Hey Professor! Infinite Jest

Andrew Warren, Assistant Professor of English, has taught English 90we: “David Foster Wallace and Environs,” a class that plays special...
By Ginny C. Fahs

Andrew Warren, Assistant Professor of English, has taught English 90we: “David Foster Wallace and Environs,” a class that plays special attention to Wallace’s encyclopedic novel. FM sat down with Warren to learn more about the book’s connection to Cambridge.

“Wallace lived in Inman Square while he was a student at Harvard in the Philosophy program. He was writing ‘Infinite Jest’ probably 1991 to 1995, but it takes place in a near future world around 2009 or 2010, so he’s anticipating what Cambridge will look like. It’s really a pretty accurate description. Cambridge has a juxtaposition of super high culture with homeless shelters and drug recovery centers, and David Foster Wallace would have been familiar with both sides. While he was at Harvard he was friends with famous professors like Stanley Clavel but he was hanging out with people who stole money and did drugs. Cambridge is unique in having social programs but also intellectual heft—the city attracts an urban population dealing with contemporary modern problems like addiction, but also has the institutions that pretend to be disassociated with these problems.

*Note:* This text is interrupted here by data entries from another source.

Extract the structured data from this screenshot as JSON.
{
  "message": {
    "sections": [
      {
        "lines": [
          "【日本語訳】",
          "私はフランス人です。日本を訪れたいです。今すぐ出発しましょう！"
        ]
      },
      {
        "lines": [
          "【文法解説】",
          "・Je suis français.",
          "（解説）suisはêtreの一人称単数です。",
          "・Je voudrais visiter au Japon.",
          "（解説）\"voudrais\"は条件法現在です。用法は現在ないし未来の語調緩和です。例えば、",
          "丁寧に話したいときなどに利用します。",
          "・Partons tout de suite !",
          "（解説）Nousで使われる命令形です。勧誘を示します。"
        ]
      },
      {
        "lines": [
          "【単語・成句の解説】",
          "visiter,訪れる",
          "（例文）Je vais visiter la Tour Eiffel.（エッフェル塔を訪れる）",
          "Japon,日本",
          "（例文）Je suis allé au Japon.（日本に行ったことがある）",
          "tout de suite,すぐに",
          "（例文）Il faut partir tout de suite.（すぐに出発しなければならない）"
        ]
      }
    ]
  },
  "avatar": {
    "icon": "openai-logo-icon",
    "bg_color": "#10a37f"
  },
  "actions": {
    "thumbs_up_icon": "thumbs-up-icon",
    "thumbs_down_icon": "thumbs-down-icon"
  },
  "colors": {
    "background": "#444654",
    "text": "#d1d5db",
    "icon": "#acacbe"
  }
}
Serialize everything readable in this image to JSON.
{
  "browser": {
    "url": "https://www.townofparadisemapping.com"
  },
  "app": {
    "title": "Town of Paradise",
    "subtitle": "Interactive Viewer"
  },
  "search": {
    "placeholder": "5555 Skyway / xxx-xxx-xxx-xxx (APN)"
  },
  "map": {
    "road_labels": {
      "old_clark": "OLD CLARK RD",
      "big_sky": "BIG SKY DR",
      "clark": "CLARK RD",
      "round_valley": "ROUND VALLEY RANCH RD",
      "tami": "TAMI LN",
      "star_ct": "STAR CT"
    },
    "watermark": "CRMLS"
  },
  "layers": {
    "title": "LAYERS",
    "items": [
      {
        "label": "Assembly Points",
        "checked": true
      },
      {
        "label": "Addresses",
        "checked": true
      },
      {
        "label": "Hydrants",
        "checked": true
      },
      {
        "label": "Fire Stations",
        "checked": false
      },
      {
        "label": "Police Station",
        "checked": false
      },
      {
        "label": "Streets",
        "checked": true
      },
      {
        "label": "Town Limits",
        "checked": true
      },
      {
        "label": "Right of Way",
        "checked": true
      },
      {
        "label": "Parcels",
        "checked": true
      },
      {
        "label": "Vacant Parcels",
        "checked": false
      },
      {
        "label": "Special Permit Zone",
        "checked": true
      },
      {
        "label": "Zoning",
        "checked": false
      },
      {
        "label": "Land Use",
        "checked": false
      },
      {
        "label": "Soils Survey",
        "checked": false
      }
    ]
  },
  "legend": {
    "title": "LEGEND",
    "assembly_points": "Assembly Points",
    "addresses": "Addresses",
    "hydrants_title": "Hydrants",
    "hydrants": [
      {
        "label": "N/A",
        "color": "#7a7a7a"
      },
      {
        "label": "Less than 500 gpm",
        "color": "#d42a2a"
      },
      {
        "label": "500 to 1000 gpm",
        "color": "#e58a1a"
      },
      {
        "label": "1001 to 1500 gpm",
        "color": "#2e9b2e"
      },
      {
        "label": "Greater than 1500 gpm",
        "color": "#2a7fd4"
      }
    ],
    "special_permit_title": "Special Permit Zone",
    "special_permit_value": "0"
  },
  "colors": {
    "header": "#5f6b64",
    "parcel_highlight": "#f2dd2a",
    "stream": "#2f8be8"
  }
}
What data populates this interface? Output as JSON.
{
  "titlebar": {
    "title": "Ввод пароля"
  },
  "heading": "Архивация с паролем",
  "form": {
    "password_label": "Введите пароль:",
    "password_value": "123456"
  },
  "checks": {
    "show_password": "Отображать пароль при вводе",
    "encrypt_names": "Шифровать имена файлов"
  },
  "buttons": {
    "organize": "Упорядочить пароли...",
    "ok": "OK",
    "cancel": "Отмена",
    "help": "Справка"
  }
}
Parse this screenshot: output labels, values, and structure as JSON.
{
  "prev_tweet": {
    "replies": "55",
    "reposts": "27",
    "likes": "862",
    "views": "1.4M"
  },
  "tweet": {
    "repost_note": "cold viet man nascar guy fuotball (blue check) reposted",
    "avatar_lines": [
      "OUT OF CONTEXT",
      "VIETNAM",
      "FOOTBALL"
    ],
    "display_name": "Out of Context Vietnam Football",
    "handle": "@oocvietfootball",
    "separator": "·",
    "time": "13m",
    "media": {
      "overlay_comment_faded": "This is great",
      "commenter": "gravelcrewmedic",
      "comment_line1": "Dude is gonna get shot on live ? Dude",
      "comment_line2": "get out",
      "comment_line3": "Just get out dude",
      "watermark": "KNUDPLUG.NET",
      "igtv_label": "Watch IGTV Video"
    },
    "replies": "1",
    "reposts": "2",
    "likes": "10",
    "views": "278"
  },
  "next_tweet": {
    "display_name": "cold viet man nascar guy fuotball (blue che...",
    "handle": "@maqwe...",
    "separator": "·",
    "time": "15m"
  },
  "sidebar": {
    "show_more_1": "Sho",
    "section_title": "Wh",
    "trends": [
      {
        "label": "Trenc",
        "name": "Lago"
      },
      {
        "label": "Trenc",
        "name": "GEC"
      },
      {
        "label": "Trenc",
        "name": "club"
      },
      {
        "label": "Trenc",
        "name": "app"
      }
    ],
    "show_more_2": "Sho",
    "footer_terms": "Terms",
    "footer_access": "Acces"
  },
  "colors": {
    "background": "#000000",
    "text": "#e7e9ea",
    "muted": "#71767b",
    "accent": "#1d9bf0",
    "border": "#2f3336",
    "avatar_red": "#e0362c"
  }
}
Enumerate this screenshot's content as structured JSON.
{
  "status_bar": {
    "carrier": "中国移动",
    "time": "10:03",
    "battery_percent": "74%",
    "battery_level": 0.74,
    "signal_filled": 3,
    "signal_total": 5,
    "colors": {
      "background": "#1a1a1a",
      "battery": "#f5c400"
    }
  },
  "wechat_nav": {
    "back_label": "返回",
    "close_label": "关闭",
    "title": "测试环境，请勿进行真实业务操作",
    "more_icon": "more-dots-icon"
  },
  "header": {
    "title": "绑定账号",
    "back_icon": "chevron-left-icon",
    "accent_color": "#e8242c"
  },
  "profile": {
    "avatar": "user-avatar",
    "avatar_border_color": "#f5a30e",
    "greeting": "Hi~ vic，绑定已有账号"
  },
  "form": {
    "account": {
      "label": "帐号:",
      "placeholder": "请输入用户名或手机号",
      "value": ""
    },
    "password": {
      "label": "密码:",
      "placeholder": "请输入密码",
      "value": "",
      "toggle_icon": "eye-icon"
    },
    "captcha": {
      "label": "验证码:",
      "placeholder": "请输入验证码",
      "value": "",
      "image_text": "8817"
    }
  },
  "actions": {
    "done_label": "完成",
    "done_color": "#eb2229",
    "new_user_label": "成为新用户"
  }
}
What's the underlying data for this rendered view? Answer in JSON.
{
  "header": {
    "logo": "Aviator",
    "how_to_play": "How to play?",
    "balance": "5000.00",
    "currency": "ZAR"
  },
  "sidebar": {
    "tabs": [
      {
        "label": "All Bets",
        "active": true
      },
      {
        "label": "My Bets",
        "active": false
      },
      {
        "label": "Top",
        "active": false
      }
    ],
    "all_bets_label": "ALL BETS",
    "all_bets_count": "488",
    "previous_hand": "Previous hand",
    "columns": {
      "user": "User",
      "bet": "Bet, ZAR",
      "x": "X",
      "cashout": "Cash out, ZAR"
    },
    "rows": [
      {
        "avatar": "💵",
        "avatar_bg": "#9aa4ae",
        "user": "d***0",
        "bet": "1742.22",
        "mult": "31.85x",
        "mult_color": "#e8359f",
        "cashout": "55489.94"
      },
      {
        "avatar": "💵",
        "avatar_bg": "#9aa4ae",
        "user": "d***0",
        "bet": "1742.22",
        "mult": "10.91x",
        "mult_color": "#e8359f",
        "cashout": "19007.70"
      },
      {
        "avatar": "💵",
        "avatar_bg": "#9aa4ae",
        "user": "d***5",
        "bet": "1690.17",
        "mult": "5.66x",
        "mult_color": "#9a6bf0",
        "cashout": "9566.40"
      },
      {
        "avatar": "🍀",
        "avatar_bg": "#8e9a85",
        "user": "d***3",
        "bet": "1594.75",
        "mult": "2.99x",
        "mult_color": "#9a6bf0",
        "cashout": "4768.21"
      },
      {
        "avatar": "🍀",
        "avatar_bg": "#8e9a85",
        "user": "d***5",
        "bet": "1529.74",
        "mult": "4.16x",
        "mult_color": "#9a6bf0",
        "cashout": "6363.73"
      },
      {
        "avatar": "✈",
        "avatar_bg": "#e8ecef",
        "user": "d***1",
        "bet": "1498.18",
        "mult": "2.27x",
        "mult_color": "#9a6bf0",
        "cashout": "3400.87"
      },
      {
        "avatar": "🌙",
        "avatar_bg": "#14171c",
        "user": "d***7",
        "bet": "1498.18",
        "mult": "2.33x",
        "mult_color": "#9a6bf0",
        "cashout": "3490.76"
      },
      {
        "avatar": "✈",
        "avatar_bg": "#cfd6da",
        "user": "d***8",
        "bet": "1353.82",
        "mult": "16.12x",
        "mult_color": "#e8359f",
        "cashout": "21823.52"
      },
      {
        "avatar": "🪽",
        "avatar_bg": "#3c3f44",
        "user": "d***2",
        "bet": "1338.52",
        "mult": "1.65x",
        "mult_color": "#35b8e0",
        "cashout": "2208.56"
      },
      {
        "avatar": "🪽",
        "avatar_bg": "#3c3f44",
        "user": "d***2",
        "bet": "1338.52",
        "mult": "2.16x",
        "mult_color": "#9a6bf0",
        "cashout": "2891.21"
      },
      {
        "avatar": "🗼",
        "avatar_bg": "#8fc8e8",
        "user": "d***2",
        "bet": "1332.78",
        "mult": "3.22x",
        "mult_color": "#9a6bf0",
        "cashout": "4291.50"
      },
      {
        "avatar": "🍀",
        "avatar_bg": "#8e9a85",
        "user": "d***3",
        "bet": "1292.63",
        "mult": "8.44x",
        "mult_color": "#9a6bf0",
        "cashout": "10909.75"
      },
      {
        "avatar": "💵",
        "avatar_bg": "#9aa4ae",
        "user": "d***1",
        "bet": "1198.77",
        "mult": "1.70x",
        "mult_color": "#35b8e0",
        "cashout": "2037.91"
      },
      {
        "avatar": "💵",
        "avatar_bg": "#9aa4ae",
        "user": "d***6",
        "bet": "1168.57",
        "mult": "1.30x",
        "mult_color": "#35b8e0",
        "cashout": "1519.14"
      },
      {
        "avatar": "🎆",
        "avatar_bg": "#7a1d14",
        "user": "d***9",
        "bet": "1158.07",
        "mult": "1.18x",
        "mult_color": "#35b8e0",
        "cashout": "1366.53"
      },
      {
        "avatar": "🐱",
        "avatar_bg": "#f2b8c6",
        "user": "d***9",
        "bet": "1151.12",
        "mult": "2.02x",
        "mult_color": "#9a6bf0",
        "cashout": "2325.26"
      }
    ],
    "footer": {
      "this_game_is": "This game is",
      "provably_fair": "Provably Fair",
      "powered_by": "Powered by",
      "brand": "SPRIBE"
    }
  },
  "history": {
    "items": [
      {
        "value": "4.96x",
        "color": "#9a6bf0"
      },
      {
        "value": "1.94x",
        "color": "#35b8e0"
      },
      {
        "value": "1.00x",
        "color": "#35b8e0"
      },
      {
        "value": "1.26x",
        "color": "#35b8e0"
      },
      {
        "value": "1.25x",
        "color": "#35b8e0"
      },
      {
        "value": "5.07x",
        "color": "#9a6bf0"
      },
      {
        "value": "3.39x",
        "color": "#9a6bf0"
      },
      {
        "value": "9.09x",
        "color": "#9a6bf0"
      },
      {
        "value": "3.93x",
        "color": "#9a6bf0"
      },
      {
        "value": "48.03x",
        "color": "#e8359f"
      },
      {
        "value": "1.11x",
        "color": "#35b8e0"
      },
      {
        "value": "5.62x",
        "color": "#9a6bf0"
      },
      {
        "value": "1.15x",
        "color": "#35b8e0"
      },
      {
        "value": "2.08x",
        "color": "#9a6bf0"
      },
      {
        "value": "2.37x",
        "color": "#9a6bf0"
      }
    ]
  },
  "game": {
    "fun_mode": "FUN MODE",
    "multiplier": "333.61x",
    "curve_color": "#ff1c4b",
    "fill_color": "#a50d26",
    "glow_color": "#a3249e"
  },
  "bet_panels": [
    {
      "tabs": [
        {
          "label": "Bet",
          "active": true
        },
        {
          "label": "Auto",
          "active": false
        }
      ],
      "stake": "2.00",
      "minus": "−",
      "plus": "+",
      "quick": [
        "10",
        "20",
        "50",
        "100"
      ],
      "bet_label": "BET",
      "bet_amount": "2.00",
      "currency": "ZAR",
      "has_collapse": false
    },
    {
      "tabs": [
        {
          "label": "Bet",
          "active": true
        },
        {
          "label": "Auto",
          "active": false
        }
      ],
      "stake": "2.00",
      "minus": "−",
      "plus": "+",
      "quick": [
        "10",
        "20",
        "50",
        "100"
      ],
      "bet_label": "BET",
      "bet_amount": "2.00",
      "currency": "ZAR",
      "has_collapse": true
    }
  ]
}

One of the key Cambridge places he mentions in ‘Infinite Jest’ is the student center at MIT, which gets blown up by militant grammarians and then rebuilt somewhere else in the shape of a brain. The Madame Psychosis radio show is taped in the brain and broadcasted out across Boston and many different characters listen to that broadcast. In one scene a radio show engineer nuzzles into the folds of the brain and looks out over Boston.  Aesthetic qualities like these make the book beautiful.”